Michael Shurkin, directeur des programmes mondiaux de la société de conseil 14 North Strategies, basée à Dakar, suspecte néanmoins qu’une partie de ces infox soit orchestrée par la Russie. « Les Russes diffusent de la propagande pour envenimer les relations franco-africaines », affirme-t-il. « Indépendamment de qui est derrière ces récentes infox, elles s’alignent clairement avec les intérêts russes. »
Bataille informationnelle
Depuis plusieurs mois, une bataille informationnelle fait rage au Mali et plus largement au Sahel entre comptes pro-français et pro-russes. Fin 2020, Facebook a supprimé trois réseaux de « trolls » gérés depuis la Russie et la France, dont un avait des liens avec des personnes associées à l’armée française. Paris avait alors affirmé ne « pas être en mesure d’attribuer d’éventuelles responsabilités ».
Le ministère français des Armées doit présenter mercredi sa doctrine de lutte informationnelle pour combattre les fake news visant à décrédibiliser ses opérations.
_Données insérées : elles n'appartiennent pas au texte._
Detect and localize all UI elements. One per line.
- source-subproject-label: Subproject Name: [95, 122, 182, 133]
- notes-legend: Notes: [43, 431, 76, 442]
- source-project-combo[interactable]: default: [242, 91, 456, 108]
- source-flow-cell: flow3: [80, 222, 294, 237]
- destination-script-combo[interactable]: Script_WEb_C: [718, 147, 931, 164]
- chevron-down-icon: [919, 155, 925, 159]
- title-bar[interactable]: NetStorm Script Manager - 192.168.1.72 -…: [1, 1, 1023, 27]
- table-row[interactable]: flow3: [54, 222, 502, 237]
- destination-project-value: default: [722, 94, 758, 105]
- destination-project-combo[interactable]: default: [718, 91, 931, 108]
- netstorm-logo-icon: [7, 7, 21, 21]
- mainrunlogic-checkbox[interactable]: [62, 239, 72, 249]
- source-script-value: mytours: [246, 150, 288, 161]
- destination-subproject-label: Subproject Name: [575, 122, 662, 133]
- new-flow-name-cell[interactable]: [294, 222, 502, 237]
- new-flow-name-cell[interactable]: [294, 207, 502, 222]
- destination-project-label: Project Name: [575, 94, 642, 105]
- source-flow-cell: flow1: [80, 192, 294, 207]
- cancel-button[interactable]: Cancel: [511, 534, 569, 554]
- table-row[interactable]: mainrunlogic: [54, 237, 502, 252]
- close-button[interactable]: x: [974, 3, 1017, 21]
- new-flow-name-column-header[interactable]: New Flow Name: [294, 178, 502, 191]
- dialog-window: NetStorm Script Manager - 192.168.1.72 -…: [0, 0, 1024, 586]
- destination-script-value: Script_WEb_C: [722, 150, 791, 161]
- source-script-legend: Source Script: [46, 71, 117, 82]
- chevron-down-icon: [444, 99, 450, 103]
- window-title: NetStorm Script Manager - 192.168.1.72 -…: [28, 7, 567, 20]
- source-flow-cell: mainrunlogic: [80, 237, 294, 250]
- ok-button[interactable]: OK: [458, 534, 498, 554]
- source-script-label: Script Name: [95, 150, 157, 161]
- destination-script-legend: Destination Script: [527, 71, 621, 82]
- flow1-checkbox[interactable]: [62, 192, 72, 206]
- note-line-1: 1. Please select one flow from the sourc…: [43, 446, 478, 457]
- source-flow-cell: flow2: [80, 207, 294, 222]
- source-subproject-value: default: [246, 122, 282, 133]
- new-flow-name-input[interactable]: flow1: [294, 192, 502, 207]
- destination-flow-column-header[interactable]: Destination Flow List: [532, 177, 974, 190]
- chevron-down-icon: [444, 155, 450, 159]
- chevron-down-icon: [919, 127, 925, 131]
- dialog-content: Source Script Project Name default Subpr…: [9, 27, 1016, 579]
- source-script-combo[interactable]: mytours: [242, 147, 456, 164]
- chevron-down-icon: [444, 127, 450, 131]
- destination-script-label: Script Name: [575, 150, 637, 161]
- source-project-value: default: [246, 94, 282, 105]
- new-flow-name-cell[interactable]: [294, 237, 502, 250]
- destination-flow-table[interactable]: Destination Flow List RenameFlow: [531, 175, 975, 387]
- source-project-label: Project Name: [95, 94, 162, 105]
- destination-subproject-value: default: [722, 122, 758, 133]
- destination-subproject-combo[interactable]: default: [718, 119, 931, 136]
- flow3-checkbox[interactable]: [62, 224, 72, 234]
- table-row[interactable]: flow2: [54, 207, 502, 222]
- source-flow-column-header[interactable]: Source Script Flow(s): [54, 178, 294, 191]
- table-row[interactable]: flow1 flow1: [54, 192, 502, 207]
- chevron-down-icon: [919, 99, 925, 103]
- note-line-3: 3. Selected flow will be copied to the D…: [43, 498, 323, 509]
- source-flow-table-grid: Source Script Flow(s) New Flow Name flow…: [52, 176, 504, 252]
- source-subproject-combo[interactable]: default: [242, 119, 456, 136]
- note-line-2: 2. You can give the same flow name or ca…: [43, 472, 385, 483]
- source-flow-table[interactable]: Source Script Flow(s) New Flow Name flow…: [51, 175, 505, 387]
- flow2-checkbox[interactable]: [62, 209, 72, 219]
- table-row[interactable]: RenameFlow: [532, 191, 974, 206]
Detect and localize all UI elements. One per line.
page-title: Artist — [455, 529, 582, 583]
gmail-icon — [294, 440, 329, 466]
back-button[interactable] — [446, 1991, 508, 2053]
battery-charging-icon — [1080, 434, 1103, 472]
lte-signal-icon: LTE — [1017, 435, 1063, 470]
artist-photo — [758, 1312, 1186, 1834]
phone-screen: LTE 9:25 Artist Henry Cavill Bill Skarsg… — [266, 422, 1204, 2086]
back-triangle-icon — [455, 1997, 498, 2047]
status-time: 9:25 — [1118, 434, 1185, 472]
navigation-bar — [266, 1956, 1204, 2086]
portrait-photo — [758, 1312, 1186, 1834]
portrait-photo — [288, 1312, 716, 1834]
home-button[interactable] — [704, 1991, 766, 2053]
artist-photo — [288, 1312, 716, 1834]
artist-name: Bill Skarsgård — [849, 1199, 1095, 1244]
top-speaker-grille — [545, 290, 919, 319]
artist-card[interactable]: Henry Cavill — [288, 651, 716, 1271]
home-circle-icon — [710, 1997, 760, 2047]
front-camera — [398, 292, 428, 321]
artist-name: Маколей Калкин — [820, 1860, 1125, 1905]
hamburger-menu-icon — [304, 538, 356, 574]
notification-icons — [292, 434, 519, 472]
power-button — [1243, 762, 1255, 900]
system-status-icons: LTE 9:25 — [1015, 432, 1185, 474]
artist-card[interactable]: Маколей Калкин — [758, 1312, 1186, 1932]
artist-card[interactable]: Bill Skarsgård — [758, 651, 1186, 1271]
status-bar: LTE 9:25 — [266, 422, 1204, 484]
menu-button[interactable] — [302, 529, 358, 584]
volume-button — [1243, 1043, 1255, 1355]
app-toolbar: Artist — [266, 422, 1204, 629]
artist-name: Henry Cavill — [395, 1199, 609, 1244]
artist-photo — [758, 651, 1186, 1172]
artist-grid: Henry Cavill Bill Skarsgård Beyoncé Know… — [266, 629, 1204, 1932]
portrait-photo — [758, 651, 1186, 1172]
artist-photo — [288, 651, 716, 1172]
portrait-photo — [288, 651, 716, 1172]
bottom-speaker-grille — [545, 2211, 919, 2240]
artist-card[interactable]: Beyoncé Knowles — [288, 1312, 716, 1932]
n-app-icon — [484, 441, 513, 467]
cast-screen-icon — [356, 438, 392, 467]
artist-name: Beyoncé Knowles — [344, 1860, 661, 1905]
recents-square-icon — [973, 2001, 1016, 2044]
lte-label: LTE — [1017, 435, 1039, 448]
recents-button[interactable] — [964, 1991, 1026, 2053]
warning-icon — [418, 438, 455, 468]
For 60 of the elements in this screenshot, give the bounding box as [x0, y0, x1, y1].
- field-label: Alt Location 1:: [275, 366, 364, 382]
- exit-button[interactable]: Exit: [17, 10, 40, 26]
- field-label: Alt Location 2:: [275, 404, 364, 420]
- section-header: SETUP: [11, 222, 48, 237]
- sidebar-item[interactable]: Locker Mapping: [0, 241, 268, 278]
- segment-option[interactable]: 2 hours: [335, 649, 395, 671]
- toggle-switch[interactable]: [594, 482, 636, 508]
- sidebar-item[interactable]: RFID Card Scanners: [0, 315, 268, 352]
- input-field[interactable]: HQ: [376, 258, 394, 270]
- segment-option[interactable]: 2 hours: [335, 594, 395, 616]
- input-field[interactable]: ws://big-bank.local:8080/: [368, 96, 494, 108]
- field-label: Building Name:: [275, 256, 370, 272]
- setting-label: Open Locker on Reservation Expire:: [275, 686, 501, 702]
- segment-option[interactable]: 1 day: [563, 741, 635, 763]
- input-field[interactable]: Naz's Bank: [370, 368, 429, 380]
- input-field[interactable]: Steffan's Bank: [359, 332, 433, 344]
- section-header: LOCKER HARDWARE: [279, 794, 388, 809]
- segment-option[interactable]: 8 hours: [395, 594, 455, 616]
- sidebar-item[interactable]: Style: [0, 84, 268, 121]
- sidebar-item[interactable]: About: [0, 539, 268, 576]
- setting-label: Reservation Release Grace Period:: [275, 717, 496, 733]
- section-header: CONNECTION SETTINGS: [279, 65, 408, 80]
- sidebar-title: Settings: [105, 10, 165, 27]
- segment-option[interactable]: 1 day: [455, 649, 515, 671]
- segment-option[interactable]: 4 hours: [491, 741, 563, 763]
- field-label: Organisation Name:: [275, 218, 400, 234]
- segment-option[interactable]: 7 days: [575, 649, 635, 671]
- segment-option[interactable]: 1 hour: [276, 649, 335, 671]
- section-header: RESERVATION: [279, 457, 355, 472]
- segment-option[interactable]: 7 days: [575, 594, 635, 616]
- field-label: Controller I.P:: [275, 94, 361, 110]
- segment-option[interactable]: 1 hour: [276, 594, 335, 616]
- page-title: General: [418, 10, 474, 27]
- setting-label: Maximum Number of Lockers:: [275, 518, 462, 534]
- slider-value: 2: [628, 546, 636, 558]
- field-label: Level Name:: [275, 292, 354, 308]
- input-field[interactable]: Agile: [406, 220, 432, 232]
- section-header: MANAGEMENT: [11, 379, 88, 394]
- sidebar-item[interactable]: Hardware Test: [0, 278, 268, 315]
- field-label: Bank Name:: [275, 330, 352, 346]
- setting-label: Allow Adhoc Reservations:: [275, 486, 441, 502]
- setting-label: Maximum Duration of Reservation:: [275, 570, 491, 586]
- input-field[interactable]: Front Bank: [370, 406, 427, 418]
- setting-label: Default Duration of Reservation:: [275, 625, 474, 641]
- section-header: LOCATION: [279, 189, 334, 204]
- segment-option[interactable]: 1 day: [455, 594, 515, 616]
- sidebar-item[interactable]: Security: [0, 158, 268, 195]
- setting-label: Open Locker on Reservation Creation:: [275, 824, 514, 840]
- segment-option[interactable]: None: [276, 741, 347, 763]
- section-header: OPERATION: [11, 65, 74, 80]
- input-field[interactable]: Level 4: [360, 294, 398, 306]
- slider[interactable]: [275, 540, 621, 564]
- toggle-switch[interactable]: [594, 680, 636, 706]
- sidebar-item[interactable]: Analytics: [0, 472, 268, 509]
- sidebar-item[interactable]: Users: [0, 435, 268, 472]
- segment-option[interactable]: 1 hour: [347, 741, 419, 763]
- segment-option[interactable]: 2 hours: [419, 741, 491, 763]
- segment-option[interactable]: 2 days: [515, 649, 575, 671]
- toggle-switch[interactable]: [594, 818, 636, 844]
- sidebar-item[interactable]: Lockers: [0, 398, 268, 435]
Actuellement, les experts interrogés affirment voir peu ou pas de fausses informations visant à soutenir la France au Mali. « La tendance c’est : la France, qu’elle dégage, Wagner a la solution », reprend Boubacar Haidara.
Si les infox russo-françaises sont les plus visibles sur les réseaux sociaux, de très nombreuses autres, dont la quantité est plus difficilement quantifiable, circulent via des services de messagerie cryptée comme WhatsApp. Or pour Kalilou Sidibé, la propagation de ces fausses informations a pour conséquence la « fragilisation du pays ».
«Le public cible [de ces infox], souvent les jeunes qui sont sur leur portable, n’a pas les bases fondamentales pour vérifier une information, et se fait avoir*», constate Modibo Fofana, journaliste et président de l’Association professionnelle de la presse en ligne malienne.